For the majority of the 30 million years that baleen whales (the blue whale is one) have occupied the Earth, the mammals usually topped off at roughly 30 feet in length. It wasn’t until about 3 million years ago that the clade of whales experienced an evolutionary growth spurt, tripling in size. And scientists haven’t had any concrete idea why, Wired reports.

A study published in the journal Proceedings of the Royal Society B might help change that. Researchers examined fossil records and studied phylogenetic models (evolutionary relationships) among baleen whales, and found some evidence that climate change may have been the catalyst for turning the large animals into behemoths.

As the ice ages wore on and oceans were receiving nutrient-rich runoff, the whales encountered an increasing number of krill—the small, shrimp-like creatures that provided a food source—resulting from upwelling waters. The more they ate, the more they grew, and their bodies adapted over time. Their mouths grew larger and their fat stores increased, helping them to fuel longer migrations to additional food-enriched areas. Today blue whales eat up to four tons of krill every day.

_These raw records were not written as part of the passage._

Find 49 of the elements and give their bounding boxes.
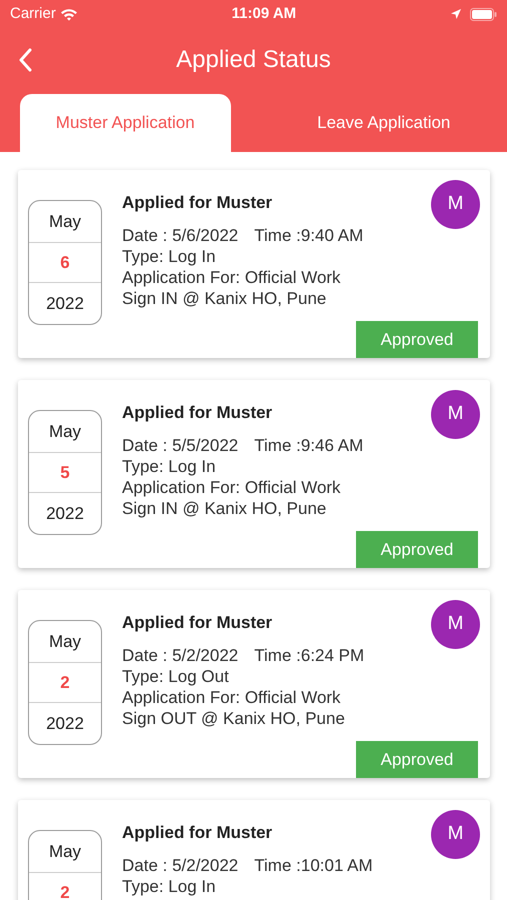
status-time: 11:09 AM [232,4,296,24]
date-day: 2 [29,872,101,900]
application-type: Type: Log Out [122,666,230,687]
date-year: 2022 [45,292,85,315]
application-date: Date : 5/5/2022 [122,435,238,456]
location-arrow-icon [450,8,462,20]
avatar: M [431,600,480,649]
application-type: Type: Log In [122,456,217,477]
application-type: Type: Log In [122,246,217,267]
avatar: M [431,810,480,859]
avatar: M [431,390,480,439]
battery-icon [470,8,497,20]
application-purpose: Application For: Official Work [122,267,342,288]
status-button[interactable]: Approved [356,531,478,568]
application-title: Applied for Muster [122,822,274,843]
date-day: 2 [29,662,101,703]
tab[interactable]: Muster Application [20,94,230,152]
status-button[interactable]: Approved [356,321,478,358]
application-time: Time :9:46 AM [254,435,364,456]
application-date: Date : 5/2/2022 [122,645,238,666]
avatar: M [431,180,480,229]
wifi-icon [60,8,78,20]
application-type: Type: Log In [122,876,217,897]
screen-title: Applied Status [176,46,331,74]
application-date: Date : 5/2/2022 [122,855,238,876]
date-year: 2022 [45,502,85,525]
application-title: Applied for Muster [122,612,274,633]
application-date: Date : 5/6/2022 [122,225,238,246]
application-purpose: Application For: Official Work [122,687,342,708]
sign-location: Sign IN @ Kanix HO, Pune [122,288,328,309]
date-month: May [48,420,82,443]
application-time: Time :9:40 AM [254,225,364,246]
date-month: May [48,840,82,863]
application-title: Applied for Muster [122,192,274,213]
sign-location: Sign OUT @ Kanix HO, Pune [122,708,346,729]
carrier-name: Carrier [10,4,56,24]
date-day: 6 [29,242,101,283]
back-icon[interactable] [18,48,32,72]
date-month: May [48,630,82,653]
application-purpose: Application For: Official Work [122,477,342,498]
date-year: 2022 [45,712,85,735]
application-title: Applied for Muster [122,402,274,423]
status-button[interactable]: Approved [356,741,478,778]
application-time: Time :6:24 PM [254,645,364,666]
date-month: May [48,210,82,233]
date-day: 5 [29,452,101,493]
tab[interactable]: Leave Application [278,94,489,152]
application-time: Time :10:01 AM [254,855,373,876]
sign-location: Sign IN @ Kanix HO, Pune [122,498,328,519]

If climate change set the ancestors of the blue whale on the path to its enormous size today, the study invites the question of what it might do to them in the future. Changes in ocean currents or temperature could alter the amount of available nutrients to whales, cutting off their food supply. With demand for whale oil in the 1900s having already dented their numbers, scientists are hoping that further shifts in their oceanic ecosystem won’t relegate them to history.